Maggie Anderson and her husband John made a decision to participate in the experiment of “buying black” for a year. This meant, they would only shop with black-owned businesses for an entire year, no matter the need. Maggie received pushback, negative comments and faced a great deal of challenge while pursuing this experiment. However, she counts it all as a blessing to have created so many beautiful relationships along the way. At the end of her year, she wrote a book and has since been in the forefront giving interviews and even a TED Talk (see video below) about the state of the black economy and her experience buying black.

After watching her TED Talk, it was clear that there are quite a few barriers that prevent us from buying from black-owned businesses. These barriers in turn create loss and instability for said businesses. Let’s explore some of the barriers to buying black:

1. Black Communities Don’t See Black Dollars.

The lifespan of a dollar in the Asian American community is 28 days, in the Jewish community the lifespan of a dollar is 19 days and the lifespan in the African-American community is approximately six hours. This means that most black consumers are spending their money with businesses owned by other races. Many young black children don’t typically see business owners who look like them. This is partly due to a lack of businesses and jobs that are created by blacks. Also, in many black neighborhoods, locally-owned shops are owned by races other than African Americans.

2. Black Products Are Not Usually Black-Owned.

Maggie Anderson presented the reality that many of the products used by and marketed primarily to black people are NOT owned by black people. She highlighted that many of the black hair care products that are majorly purchased by blacks, are owned by L’oreal; a company owned, operated, and vended by non-black owners. Out of the 60 KFC chains in and around her current home, while occupied by many black consumers, none of them have black owners. The list continues. Other races have learned how to market to black constituents without using even an ounce of money to pay black advertisers or service providers.

3. Black-Owned Businesses Are Hard to Find.
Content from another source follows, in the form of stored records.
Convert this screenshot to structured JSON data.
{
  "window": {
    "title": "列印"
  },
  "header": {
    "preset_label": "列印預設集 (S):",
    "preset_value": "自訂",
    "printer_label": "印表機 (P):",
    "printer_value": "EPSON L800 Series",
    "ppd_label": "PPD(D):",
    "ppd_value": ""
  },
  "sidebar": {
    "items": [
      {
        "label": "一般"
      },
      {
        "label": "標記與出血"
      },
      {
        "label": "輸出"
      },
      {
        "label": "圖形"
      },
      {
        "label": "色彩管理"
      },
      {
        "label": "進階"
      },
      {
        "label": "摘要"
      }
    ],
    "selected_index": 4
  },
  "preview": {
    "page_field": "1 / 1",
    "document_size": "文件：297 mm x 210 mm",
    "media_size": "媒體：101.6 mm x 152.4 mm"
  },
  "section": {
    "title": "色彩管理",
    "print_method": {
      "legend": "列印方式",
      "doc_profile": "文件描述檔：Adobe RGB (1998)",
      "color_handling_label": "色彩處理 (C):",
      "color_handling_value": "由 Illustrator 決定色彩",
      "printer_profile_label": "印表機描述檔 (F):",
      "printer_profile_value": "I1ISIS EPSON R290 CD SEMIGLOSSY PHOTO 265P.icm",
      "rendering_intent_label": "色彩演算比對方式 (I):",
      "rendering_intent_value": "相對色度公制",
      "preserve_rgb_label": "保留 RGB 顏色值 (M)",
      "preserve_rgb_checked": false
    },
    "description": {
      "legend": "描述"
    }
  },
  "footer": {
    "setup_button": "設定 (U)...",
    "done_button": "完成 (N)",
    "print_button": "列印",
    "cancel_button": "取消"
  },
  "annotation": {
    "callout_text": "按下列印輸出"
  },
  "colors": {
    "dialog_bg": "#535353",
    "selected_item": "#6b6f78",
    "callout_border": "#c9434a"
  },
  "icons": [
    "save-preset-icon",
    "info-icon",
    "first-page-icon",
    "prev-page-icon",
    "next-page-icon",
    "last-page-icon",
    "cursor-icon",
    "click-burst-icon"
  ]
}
For the last six months, I have personally been on a mission to shop with as many black-owned businesses as possible. One day in particular, I searched high and low for a black-owned dry cleaners in my community and found one within 15 miles. When I arrived, the sign indicated the business was closed for an hour. I returned a few hours later and still, the sign read the same. As Maggie Anderson pointed out, black owners often run their businesses alone until they generate enough revenue to hire others. This may mean that they have to leave their business unattended for a few hours in cases of emergency or other situations. There is also a challenge in finding black businesses, because we have a hard time knowing where to look and how to look for them.
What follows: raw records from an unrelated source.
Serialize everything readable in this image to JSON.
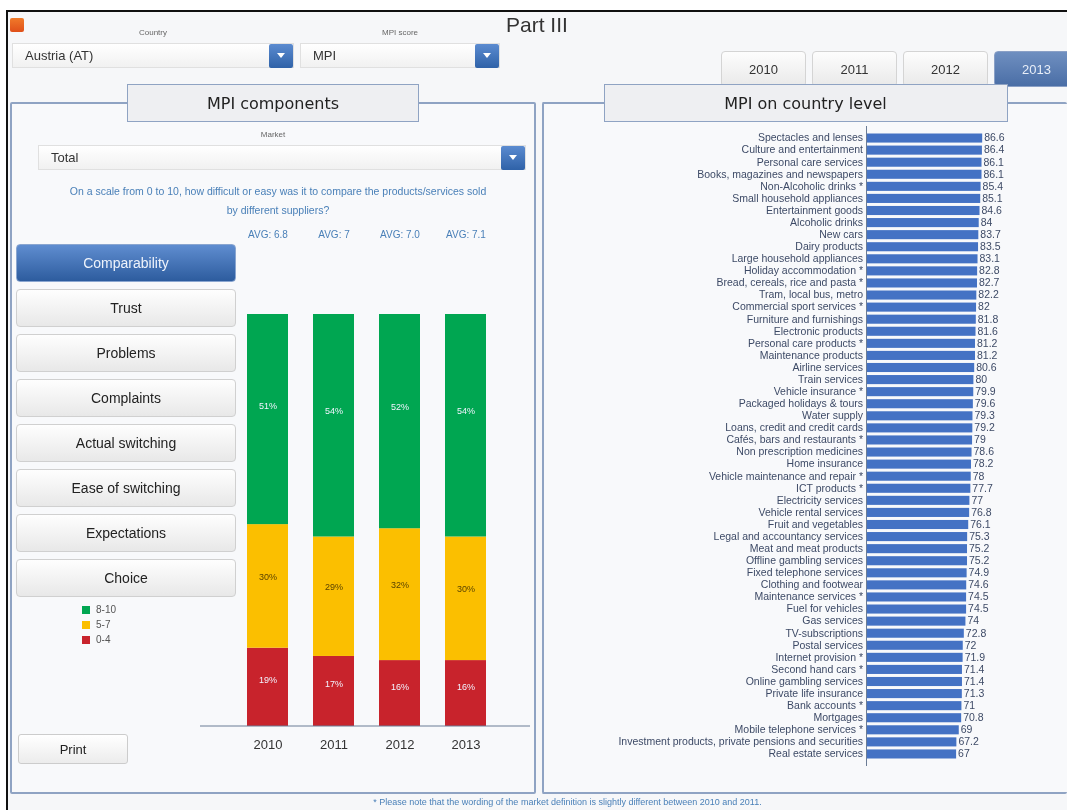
{
  "title": "Part III",
  "filters": [
    {
      "label": "Country",
      "value": "Austria (AT)"
    },
    {
      "label": "MPI score",
      "value": "MPI"
    }
  ],
  "years": [
    {
      "label": "2010",
      "selected": false
    },
    {
      "label": "2011",
      "selected": false
    },
    {
      "label": "2012",
      "selected": false
    },
    {
      "label": "2013",
      "selected": true
    }
  ],
  "components_panel": {
    "heading": "MPI components",
    "market_label": "Market",
    "market_value": "Total",
    "question": "On a scale from 0 to 10, how difficult or easy was it to compare the products/services sold by different suppliers?",
    "averages": [
      "AVG: 6.8",
      "AVG: 7",
      "AVG: 7.0",
      "AVG: 7.1"
    ],
    "components": [
      {
        "label": "Comparability",
        "selected": true
      },
      {
        "label": "Trust",
        "selected": false
      },
      {
        "label": "Problems",
        "selected": false
      },
      {
        "label": "Complaints",
        "selected": false
      },
      {
        "label": "Actual switching",
        "selected": false
      },
      {
        "label": "Ease of switching",
        "selected": false
      },
      {
        "label": "Expectations",
        "selected": false
      },
      {
        "label": "Choice",
        "selected": false
      }
    ],
    "chart_data": {
      "type": "bar",
      "stacked": true,
      "categories": [
        "2010",
        "2011",
        "2012",
        "2013"
      ],
      "data_labels": true,
      "series": [
        {
          "name": "0-4",
          "color": "#c8232c",
          "values": [
            19,
            17,
            16,
            16
          ],
          "value_labels": [
            "19%",
            "17%",
            "16%",
            "16%"
          ]
        },
        {
          "name": "5-7",
          "color": "#fbbf00",
          "values": [
            30,
            29,
            32,
            30
          ],
          "value_labels": [
            "30%",
            "29%",
            "32%",
            "30%"
          ]
        },
        {
          "name": "8-10",
          "color": "#00a651",
          "values": [
            51,
            54,
            52,
            54
          ],
          "value_labels": [
            "51%",
            "54%",
            "52%",
            "54%"
          ]
        }
      ]
    },
    "print_button": "Print"
  },
  "country_panel": {
    "heading": "MPI on country level",
    "chart_data": {
      "type": "bar",
      "orientation": "horizontal",
      "data_labels": true,
      "categories": [
        "Spectacles and lenses",
        "Culture and entertainment",
        "Personal care services",
        "Books, magazines and newspapers",
        "Non-Alcoholic drinks *",
        "Small household appliances",
        "Entertainment goods",
        "Alcoholic drinks",
        "New cars",
        "Dairy products",
        "Large household appliances",
        "Holiday accommodation *",
        "Bread, cereals, rice and pasta *",
        "Tram, local bus, metro",
        "Commercial sport services *",
        "Furniture and furnishings",
        "Electronic products",
        "Personal care products *",
        "Maintenance products",
        "Airline services",
        "Train services",
        "Vehicle insurance *",
        "Packaged holidays & tours",
        "Water supply",
        "Loans, credit and credit cards",
        "Cafés, bars and restaurants *",
        "Non prescription medicines",
        "Home insurance",
        "Vehicle maintenance and repair *",
        "ICT products *",
        "Electricity services",
        "Vehicle rental services",
        "Fruit and vegetables",
        "Legal and accountancy services",
        "Meat and meat products",
        "Offline gambling services",
        "Fixed telephone services",
        "Clothing and footwear",
        "Maintenance services *",
        "Fuel for vehicles",
        "Gas services",
        "TV-subscriptions",
        "Postal services",
        "Internet provision *",
        "Second hand cars *",
        "Online gambling services",
        "Private life insurance",
        "Bank accounts *",
        "Mortgages",
        "Mobile telephone services *",
        "Investment products, private pensions and securities",
        "Real estate services"
      ],
      "values": [
        86.6,
        86.4,
        86.1,
        86.1,
        85.4,
        85.1,
        84.6,
        84,
        83.7,
        83.5,
        83.1,
        82.8,
        82.7,
        82.2,
        82,
        81.8,
        81.6,
        81.2,
        81.2,
        80.6,
        80,
        79.9,
        79.6,
        79.3,
        79.2,
        79,
        78.6,
        78.2,
        78,
        77.7,
        77,
        76.8,
        76.1,
        75.3,
        75.2,
        75.2,
        74.9,
        74.6,
        74.5,
        74.5,
        74,
        72.8,
        72,
        71.9,
        71.4,
        71.4,
        71.3,
        71,
        70.8,
        69,
        67.2,
        67
      ]
    }
  },
  "footnote": "* Please note that the wording of the market definition is slightly different between 2010 and 2011."
}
4. Black-Owned Businesses Are Shutting Down.

One of the most disappointing situations the Anderson’s experienced while buying black for a year was the closing down of businesses they had faithfully patronized. Maggie Anderson shared at least 10 businesses that had closed down within just a few years of the experiment. Even while many are trudging towards the trend of buying black, most black-owned businesses are just not getting enough support to sustain and stay open. With businesses in our communities shutting down, there is a limited number of places to support. Thus, people slowly begin to migrate back to shopping at their local chain businesses or those owned by other races.

5. Black-Owned Businesses Have Negative Stereotypes Attached To Them.

Black businesses have the reputation for having poor customer service. This is due in part to some black business owners not being trained in customer service or given the privilege to obtain knowledge in the area of business development. What is often left out is that many white-owned businesses are plagued with poor customer service as well. Not all black businesses have bad customer service, however, this perception has led many to stray from shopping with them.

Though I’ve listed barriers and challenges to buying black, it’s for the purpose of being aware and strategizing to overcome these obstacles. While it’s challenging, Maggie Anderson and many others have proven that buying with black-owned businesses can be done! There are various ways we can all take part in this challenge. For example, you can…

1. Make a personal commitment to shop with a black-owned business at least once a week.

2. Do research ahead of time to find black-owned businesses that offer the products or services that you use most often so that you’re able to plan ahead.

3. Use resources and tools like to find amazing black-owned businesses in your city.

4. Support the businesses of your friends and family.

5. Spread the word about black-owned businesses you like with family and friends.

It all matters!

As Maggie Anderson points out in her TED Talk, it’s not about what you can do in a year or even on a grand scale, it’s about the little things that you are able to do every day. Let’s bring our money back into our communities.